# which rabbeting bit



## LuckyNumber7 (Feb 4, 2012)

Well if it's not apparent by the question I am new to routering...

So I ask, what rabbeting bit would I need to get in order to pull off what is pictured below? I am looking to inlay some .093" thick Lexan into the rabbet. I am looking to have a 1/4" wide sholder x .093" deep. 

My second question is what would be the best way to router it as pictured? The box sides are already assembled same as the drawing.


----------



## darsev (Feb 3, 2012)

Jason,

this is one of those questions where if you asked 10 people you would probably end up with 11 answers. My suggestion would be to get a rabbetting bit with a bearing, so that you could run the bearing up against the inside of the box and rout out the rabbet. Obviously you would need to get a bearing that left 1/4" of the bit exposed and able to cut the rabbet.
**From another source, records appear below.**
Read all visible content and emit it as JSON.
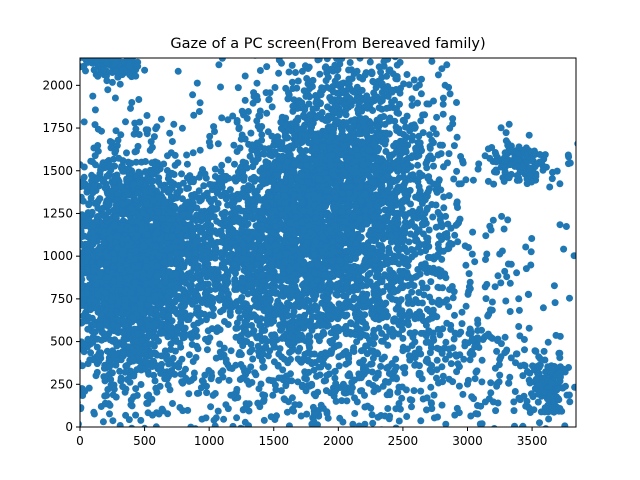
{
  "chart_data": {
    "type": "scatter",
    "title": "Gaze of a PC screen(From Bereaved family)",
    "xlabel": "",
    "ylabel": "",
    "xlim": [
      0,
      3840
    ],
    "ylim": [
      0,
      2160
    ],
    "xticks": [
      0,
      500,
      1000,
      1500,
      2000,
      2500,
      3000,
      3500
    ],
    "yticks": [
      0,
      250,
      500,
      750,
      1000,
      1250,
      1500,
      1750,
      2000
    ],
    "grid": false,
    "legend": "none",
    "color": "#1f77b4",
    "clusters": [
      {
        "cx": 380,
        "cy": 950,
        "sx": 230,
        "sy": 330,
        "n": 2200
      },
      {
        "cx": 2050,
        "cy": 1350,
        "sx": 380,
        "sy": 400,
        "n": 2600
      },
      {
        "cx": 1600,
        "cy": 1100,
        "sx": 250,
        "sy": 300,
        "n": 900
      },
      {
        "cx": 1000,
        "cy": 1000,
        "sx": 300,
        "sy": 250,
        "n": 500
      },
      {
        "cx": 3400,
        "cy": 1550,
        "sx": 120,
        "sy": 60,
        "n": 150
      },
      {
        "cx": 3620,
        "cy": 250,
        "sx": 80,
        "sy": 100,
        "n": 150
      },
      {
        "cx": 250,
        "cy": 2110,
        "sx": 130,
        "sy": 40,
        "n": 120
      },
      {
        "cx": 1500,
        "cy": 700,
        "sx": 900,
        "sy": 550,
        "n": 900
      },
      {
        "cx": 2800,
        "cy": 550,
        "sx": 500,
        "sy": 350,
        "n": 300
      },
      {
        "cx": 1800,
        "cy": 300,
        "sx": 800,
        "sy": 250,
        "n": 300
      }
    ]
  }
}
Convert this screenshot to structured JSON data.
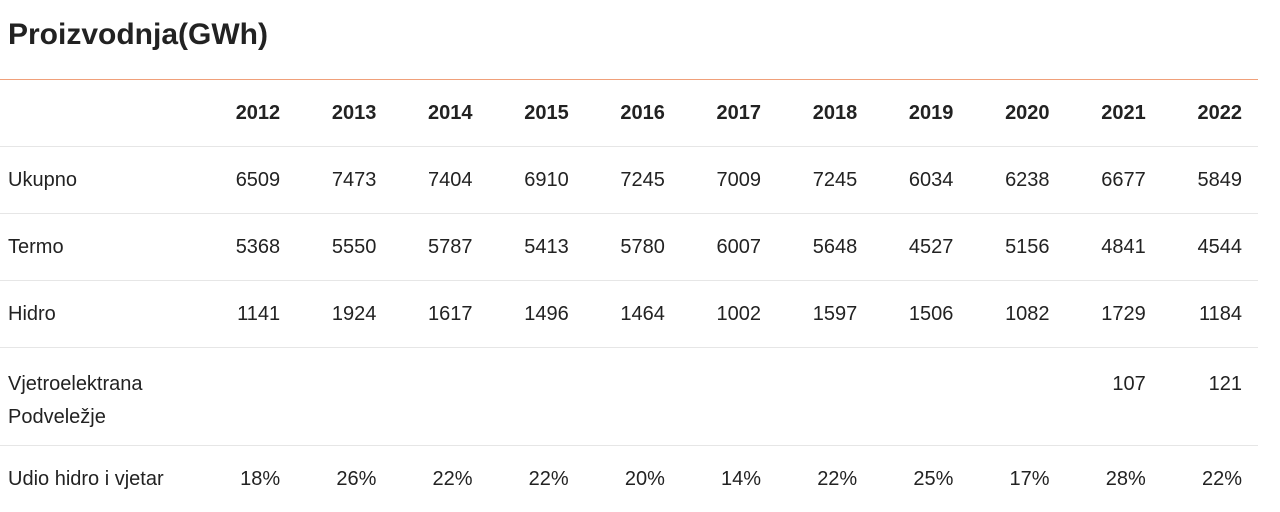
{
  "title": "Proizvodnja(GWh)",
  "years": [
    "2012",
    "2013",
    "2014",
    "2015",
    "2016",
    "2017",
    "2018",
    "2019",
    "2020",
    "2021",
    "2022"
  ],
  "rows": [
    {
      "label": "Ukupno",
      "values": [
        "6509",
        "7473",
        "7404",
        "6910",
        "7245",
        "7009",
        "7245",
        "6034",
        "6238",
        "6677",
        "5849"
      ]
    },
    {
      "label": "Termo",
      "values": [
        "5368",
        "5550",
        "5787",
        "5413",
        "5780",
        "6007",
        "5648",
        "4527",
        "5156",
        "4841",
        "4544"
      ]
    },
    {
      "label": "Hidro",
      "values": [
        "1141",
        "1924",
        "1617",
        "1496",
        "1464",
        "1002",
        "1597",
        "1506",
        "1082",
        "1729",
        "1184"
      ]
    },
    {
      "label": "Vjetroelektrana Podveležje",
      "values": [
        "",
        "",
        "",
        "",
        "",
        "",
        "",
        "",
        "",
        "107",
        "121"
      ]
    },
    {
      "label": "Udio hidro i vjetar",
      "values": [
        "18%",
        "26%",
        "22%",
        "22%",
        "20%",
        "14%",
        "22%",
        "25%",
        "17%",
        "28%",
        "22%"
      ]
    }
  ],
  "colors": {
    "accent_rule": "#f0a07a",
    "row_divider": "#e6e6e6",
    "text": "#222222"
  }
}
Of more importance is to support the router in such a situation. If you have a table router, then fine. Just turn the box upside down and rout out the rabbet at the bottom. This will leave the whole of the frame supported by the router table. If you don't have a table, then my suggestion would be to build a frame/support that sits inside your box sides that is the same height as the box, so that it supports the router without tipping. You would have to check the requirements of your own router to know how much clearance is required between this temporary frame and the sides of your box for the router to work correctly. I suspect you will use a few test pieces before you get the right settings.

hope this helps,
Darryl


----------



## LuckyNumber7 (Feb 4, 2012)

Thanks for the reply Daryl. 

I ended up making a router table out of some laminated melamine I had stored away from who knows what project.... I will have to give it a try the way you suggested. 

As for the bit I think I found the one that will suit my cause after a little searching around. It is the Freud 32-504 1/4-Inch Shank Multi-Rabbeting Bit Set


----------



## darsev (Feb 3, 2012)

Have fun making our router table. I never had one until I got a table saw that had a space to accept routers on the extension. Now that I have both of them, I have been able to do so much more that my wife has even stopped complaining about how much space it takes up on the back deck.

Darryl


----------



## darsev (Feb 3, 2012)

darsev said:


> Have fun making our router table.


Should have been "Have fun making your router table."


----------



## LuckyNumber7 (Feb 4, 2012)

darsev said:


> Should have been "Have fun making your router table."


It is pretty plain, but gets the job done. I built a 22" x 22" x 36" 3 sided box out of 3/4" ply and used the melamine for the top. I built the fence out of a couple of 2x4's that I straightened up in the TS. As time goes on I will be building a better one. For now though it is meeting my needs. 

I'll post some pics when I get it out of the shed again.


----------